Scanlon’s post is part of The Toast‘s excellent series on trans issues.

Debased On A True Story

Michelle Huneven recalls feeling “a sense of powerlessness and an utter lack of recourse” once she realized the novelist T.C. Boyle had based a character – whom she describes as a “talentless airhead poseur” – on her. Her advice for the fictionalized:

Go fetal. Give the writer a good talking to. Write a letter of complaint. Write your own book, your way. Keep it to yourself and seethe. You can sue, but the bar for libel lawsuits involving fiction is very, very high. And so is the cost. According to the libel lawyer Elizabeth McNamara, the fictionalized, like all litigants, sue for one of two reasons: because they feel wronged, or for money.

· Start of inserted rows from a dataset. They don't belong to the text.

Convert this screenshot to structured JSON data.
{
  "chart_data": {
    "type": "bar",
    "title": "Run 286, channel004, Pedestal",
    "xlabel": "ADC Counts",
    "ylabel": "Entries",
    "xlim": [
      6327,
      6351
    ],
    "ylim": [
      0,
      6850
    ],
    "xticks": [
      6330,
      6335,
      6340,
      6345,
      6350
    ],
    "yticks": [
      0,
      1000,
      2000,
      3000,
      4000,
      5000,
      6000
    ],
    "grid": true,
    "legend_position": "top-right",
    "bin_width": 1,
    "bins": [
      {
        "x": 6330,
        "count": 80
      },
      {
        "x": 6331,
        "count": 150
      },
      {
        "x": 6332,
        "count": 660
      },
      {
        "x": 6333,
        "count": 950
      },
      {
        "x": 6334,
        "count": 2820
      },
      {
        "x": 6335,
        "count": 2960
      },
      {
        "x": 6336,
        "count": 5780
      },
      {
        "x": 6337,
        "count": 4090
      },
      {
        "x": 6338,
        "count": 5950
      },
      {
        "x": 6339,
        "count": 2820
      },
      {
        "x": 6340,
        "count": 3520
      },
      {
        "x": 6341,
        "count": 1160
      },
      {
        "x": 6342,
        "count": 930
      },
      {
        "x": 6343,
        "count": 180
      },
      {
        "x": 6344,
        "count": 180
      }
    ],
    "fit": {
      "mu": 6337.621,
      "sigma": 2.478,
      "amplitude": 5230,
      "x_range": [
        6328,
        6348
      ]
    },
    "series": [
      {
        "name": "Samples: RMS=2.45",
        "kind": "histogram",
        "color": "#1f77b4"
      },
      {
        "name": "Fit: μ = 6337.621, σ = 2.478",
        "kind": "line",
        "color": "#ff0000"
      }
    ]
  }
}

Your ex-girlfriend has put you in a story; you’re unmistakable—that’s your hair color, your tattoo, your speech impediment—only she’s made you a rapist. Or your cheating, lying ex-boyfriend has written a best seller featuring you, your family, and all your best lines; he’s sold the screen rights, he’s raking it in. Why shouldn’t you have a share of the pot?

“Since time, immemorial writers have used real life to inspire them and build upon their experience,” says McNamara. “But invariably, characters diverge from reality.”

There’s the rub. And there goes your case, out the window.